Он послал Драгицу за княжной и в поварню: об обедне для всех, кто в острог приехал, напомнить, а сам в общину отправился. Мог и в горницу к дочери пойти, да решил, что так не станет ее тревожить. К тому же ненароком там можно было и на Грозу наткнуться, но встречу с ней он решил оставить на потом, когда уже не будут давить на него самые неприятные дела. Не хотелось портить этот миг нерешенными думами.

Беляна пришла на удивление скоро, хоть Владивой и думал, что станет оттягивать этот миг в желании досадить отцу посильнее. Но княжна не стала еще больше злить его: то ли Драгица убедила, то ли сама разумела, что лучше не стоит. Вошла в прохладную, только едва натопленную хоромину и, молча кивнув Владивою, словно чужому человеку, села напротив. Безразлично оглядела снедь, что уже успели принести для Владивоя из поварни, тронула кончиками пальцев миску перед собой.

— Куда ты сбежать хотела? — сразу попытался вызнать Владивой, пусть и знал уже ответ.

Да от нее самой услышать хотел.
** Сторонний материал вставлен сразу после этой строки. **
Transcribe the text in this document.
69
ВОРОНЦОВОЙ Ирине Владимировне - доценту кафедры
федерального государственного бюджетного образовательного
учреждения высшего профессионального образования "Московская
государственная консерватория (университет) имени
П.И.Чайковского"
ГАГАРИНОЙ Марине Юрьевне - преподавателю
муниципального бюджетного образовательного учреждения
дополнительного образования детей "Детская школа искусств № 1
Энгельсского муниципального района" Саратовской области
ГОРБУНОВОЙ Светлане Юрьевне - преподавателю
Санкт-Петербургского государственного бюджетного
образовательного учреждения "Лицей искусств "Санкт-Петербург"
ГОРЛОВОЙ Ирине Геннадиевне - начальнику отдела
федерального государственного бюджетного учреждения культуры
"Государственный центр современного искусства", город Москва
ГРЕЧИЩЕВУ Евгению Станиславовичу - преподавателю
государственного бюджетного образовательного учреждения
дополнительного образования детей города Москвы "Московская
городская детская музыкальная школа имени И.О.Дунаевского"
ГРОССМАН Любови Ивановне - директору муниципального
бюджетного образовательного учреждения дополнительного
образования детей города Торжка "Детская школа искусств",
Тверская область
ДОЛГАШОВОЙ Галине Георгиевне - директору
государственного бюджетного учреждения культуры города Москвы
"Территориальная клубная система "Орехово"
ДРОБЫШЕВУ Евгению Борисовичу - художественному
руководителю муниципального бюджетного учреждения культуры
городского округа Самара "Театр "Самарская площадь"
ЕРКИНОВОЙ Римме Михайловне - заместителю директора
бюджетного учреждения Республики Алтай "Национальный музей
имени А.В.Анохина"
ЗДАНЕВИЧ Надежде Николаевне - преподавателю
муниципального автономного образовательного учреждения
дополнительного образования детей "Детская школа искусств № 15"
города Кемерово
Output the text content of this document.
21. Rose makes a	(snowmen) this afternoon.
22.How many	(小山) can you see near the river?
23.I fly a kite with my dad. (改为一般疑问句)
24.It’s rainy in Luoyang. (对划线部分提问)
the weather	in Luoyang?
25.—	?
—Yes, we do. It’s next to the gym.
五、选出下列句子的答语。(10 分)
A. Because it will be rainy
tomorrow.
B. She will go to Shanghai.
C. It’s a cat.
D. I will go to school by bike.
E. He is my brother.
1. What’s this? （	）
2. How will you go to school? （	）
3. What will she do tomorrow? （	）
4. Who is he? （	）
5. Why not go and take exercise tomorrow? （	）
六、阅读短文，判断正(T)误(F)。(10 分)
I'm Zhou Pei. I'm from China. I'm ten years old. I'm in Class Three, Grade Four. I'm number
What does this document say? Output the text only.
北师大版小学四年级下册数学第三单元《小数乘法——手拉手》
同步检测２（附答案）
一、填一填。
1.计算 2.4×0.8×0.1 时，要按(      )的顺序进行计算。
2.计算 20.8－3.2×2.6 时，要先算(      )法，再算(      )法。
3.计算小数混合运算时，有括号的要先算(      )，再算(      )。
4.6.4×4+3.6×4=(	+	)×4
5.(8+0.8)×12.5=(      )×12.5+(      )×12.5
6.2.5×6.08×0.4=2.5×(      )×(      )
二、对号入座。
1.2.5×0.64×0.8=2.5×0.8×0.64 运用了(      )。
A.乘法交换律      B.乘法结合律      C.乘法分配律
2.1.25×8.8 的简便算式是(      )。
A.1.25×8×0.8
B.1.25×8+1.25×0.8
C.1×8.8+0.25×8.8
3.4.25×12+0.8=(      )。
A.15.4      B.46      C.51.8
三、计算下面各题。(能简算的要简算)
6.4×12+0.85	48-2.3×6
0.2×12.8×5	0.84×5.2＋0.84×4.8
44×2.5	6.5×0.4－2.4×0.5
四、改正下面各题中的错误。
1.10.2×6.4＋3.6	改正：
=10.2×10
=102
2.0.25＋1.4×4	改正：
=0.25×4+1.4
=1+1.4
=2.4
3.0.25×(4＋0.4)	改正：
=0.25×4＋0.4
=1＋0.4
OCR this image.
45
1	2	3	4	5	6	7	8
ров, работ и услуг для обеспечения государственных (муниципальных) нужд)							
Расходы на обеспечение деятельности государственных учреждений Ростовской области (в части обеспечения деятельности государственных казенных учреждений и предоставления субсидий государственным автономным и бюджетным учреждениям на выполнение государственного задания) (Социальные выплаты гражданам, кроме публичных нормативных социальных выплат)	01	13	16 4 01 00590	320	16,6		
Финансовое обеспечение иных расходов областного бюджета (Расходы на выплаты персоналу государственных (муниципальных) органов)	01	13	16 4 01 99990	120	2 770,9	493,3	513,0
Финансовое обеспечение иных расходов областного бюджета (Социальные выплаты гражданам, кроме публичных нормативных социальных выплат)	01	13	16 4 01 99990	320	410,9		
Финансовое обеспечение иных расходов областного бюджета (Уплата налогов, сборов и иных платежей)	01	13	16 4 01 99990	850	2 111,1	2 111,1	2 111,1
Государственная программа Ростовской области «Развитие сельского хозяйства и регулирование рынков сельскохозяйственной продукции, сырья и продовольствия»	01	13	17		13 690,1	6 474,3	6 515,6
Признание честное в том, что воля родительская ничего для нее не значит. Дочь взглянула на него исподлобья с явным намерением молчать, что бы ни было. Хоть это и глупо: вся дорога ее говорила о том, что в Долесск направлялась или туда, где должна была с княжичем Любором встретиться.

Владивой вздохнул, так и не дождавшись ответа.

— Я догадываюсь. Не думай, что не вижу ничего, не слышу и не знаю. Просто хотел, чтобы ты сказала честно.

— Что это изменит? — пожала плечами Беляна. — Мне все равно один путь — на Стонфанг.

— Ты и правда думала, что успеешь сбежать?

— Успела бы, не приключись в Любшине несчастья, — княжна вновь опустила взгляд в свою пустую миску, куда не положила еще ни кусочка щуки, что стояла посреди стола в горшке, истекая ароматным соком. — И тогда ты ничего не сумел бы сделать. А после того, что я видела. Что творилось там… Как я могу смотреть даже в сторону варягов?